AQUIFERS, AQUITARDS, INCISED PALEOVALLEYS, AND SEAWATER INTRUSION: A CASE STUDY FROM A REGIONAL AQUIFER-AQUITARD SYSTEM ON THE GEORGIA-SOUTH CAROLINA COAST

The Upper Floridan aquifer (UFA) beneath the southeastern U.S. Atlantic coastal plain and inner continental shelf supplies over 50% (at least 1.3 x 10⁹ liters/day) of the water requirements for the coastal GA-SC region, a volume that has increased steadily since water was first pumped from the aquifer at Savannah, GA in the late 1800s. A large cone of depression (~50 km radius; apex at -30 m MSL) now exists on the aquifer’s potentiometric surface and is centered beneath Savannah. Where a regional Miocene-age aquitard overlying the UFA is thin or absent within the cone, the opportunity exists for seawater to migrate downward through the seabed and recharge the aquifer. This scenario may lead to salt contamination of groundwater supplies in the long term (decades to centuries) for a large coastal population exceeding 0.5 million people.

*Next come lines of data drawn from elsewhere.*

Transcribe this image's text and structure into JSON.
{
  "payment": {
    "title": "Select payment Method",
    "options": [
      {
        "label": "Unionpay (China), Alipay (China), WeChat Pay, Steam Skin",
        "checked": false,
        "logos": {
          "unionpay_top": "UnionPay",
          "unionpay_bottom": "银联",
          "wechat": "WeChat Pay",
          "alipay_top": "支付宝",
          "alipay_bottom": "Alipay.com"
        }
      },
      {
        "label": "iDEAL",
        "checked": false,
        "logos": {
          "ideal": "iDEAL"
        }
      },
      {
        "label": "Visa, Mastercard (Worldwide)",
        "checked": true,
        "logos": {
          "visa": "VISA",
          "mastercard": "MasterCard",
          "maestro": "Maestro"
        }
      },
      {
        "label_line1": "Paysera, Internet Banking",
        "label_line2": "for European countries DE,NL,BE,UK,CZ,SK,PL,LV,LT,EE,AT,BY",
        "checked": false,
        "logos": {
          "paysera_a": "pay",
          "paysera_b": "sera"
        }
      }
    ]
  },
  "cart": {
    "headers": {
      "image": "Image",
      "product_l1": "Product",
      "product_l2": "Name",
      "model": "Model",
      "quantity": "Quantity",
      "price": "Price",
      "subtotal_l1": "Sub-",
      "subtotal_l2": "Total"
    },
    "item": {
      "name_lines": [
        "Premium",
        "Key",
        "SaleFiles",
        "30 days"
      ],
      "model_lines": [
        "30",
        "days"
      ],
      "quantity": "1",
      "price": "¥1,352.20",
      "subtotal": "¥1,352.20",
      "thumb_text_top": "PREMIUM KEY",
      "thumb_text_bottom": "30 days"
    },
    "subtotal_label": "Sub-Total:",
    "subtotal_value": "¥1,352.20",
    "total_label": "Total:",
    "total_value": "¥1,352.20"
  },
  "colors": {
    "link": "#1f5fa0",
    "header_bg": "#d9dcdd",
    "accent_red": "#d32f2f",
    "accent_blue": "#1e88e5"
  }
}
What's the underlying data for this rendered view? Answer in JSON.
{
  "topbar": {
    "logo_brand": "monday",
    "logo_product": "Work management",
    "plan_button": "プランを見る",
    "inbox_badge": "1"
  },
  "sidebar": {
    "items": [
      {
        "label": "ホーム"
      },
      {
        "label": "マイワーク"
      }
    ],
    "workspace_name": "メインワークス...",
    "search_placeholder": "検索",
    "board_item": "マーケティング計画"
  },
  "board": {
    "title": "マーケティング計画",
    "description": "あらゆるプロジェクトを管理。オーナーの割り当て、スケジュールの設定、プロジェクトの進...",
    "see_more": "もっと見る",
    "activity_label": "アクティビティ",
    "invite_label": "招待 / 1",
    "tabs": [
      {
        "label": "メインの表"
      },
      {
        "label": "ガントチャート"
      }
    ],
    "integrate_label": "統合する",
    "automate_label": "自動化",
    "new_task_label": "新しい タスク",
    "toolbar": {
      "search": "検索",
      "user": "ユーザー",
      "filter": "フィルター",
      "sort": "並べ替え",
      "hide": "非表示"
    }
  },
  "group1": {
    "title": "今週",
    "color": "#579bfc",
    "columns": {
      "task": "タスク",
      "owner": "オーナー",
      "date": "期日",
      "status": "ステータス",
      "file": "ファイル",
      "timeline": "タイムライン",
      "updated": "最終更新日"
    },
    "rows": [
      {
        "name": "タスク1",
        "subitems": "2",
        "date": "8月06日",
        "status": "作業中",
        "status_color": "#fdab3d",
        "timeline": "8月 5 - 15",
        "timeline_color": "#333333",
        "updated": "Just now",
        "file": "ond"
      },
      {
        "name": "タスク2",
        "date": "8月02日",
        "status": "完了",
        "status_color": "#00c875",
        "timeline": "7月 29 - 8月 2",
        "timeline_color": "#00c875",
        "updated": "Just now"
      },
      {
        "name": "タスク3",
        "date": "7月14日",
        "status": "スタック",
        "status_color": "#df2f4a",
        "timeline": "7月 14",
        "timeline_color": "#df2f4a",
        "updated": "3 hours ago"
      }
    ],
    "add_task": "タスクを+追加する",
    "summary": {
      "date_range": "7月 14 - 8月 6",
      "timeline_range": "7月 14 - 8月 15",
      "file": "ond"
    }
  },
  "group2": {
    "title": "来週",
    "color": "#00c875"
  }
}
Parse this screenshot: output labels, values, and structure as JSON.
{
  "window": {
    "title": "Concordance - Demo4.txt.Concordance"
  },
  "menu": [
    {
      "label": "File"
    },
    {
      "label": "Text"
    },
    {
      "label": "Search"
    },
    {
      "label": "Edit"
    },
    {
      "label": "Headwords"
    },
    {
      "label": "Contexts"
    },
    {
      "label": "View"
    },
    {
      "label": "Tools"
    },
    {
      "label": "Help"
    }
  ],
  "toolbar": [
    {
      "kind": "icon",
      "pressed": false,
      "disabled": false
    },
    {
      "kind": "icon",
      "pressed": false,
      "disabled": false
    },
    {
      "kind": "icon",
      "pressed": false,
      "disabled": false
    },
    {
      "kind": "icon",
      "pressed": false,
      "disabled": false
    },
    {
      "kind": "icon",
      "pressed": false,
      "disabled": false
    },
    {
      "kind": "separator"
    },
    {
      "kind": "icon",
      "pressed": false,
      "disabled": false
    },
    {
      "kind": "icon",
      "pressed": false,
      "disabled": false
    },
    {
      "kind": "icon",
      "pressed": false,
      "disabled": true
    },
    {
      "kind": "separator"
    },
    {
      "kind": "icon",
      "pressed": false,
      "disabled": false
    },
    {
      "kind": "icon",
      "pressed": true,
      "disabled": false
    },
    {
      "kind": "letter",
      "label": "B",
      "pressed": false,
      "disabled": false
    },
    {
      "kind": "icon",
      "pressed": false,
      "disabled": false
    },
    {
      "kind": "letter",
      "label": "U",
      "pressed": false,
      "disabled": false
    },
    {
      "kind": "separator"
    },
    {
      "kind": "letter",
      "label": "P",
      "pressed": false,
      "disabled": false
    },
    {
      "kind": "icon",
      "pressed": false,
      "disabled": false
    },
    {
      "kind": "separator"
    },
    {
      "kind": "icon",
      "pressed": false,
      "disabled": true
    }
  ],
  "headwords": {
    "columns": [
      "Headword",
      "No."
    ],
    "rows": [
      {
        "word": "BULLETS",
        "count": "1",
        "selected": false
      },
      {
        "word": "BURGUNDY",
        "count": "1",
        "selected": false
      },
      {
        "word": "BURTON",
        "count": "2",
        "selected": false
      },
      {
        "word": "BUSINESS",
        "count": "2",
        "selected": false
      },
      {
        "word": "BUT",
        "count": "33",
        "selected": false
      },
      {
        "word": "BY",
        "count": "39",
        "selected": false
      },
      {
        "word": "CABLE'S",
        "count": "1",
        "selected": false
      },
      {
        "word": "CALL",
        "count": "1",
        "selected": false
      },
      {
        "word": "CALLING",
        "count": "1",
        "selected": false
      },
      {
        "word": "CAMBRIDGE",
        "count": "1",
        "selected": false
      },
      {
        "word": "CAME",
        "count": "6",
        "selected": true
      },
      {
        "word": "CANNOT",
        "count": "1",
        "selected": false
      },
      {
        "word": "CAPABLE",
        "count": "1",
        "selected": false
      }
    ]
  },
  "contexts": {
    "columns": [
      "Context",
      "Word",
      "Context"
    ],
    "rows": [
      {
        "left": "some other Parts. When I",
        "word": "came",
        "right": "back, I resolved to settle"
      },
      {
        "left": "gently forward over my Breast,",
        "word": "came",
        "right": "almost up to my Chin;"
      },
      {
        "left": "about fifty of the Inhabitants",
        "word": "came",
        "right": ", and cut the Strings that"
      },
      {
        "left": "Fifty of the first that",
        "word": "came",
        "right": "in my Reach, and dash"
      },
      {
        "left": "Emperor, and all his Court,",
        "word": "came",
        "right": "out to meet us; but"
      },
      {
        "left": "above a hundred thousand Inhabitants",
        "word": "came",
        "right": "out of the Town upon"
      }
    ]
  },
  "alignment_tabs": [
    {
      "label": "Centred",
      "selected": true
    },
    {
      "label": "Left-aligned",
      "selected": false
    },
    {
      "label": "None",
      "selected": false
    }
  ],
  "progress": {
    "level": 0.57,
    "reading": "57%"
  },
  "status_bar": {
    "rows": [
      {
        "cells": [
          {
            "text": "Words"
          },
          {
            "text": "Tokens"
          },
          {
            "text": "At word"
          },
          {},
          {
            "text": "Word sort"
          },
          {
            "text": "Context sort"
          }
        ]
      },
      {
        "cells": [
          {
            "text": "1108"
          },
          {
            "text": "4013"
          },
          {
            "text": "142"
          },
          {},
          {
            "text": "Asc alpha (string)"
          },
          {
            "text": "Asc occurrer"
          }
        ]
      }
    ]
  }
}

In groundwater investigations, geophysics is traditionally used from the well bore to identify well-adjacent formation characteristics and formation-fluid properties. Our project involved the relatively unique application of a large-scale (3600 km²) seismic reflection survey to a groundwater investigation in the coastal/marine environment. We used seismic data to map subsurface depth and topography of the UFA and map the extent and integrity of the overlying Miocene-age aquitard. These data were then used to identify eleven locations where seawater may be intruding into the UFA beneath the lower coastal plain and inner shelf. These locations, occurring within or on the edge of the Savannah cone of depression, mark where modern tidal channels or Quaternary incised paleovalleys impinge upon the aquifer and locally remove the Miocene aquitard. At all locations, the UFA is separated from the oceanic water column by a variably (0–17 m) thick, non-confining, Quaternary section. Significantly, ten of the locations are associated with incised paleovalleys of the Savannah River system (probably incised during oxygen isotope stage 2 and stage 6 sea-level lowstands) that track in a sinuous path across (and beneath) the inner continental shelf and locally intersect high points on the UFA. Our results from the GA-SC coast illustrate that mapping Quaternary lowstand drainage systems, and understanding complex incised-valley fills, can have significant applied environmental-geology applications.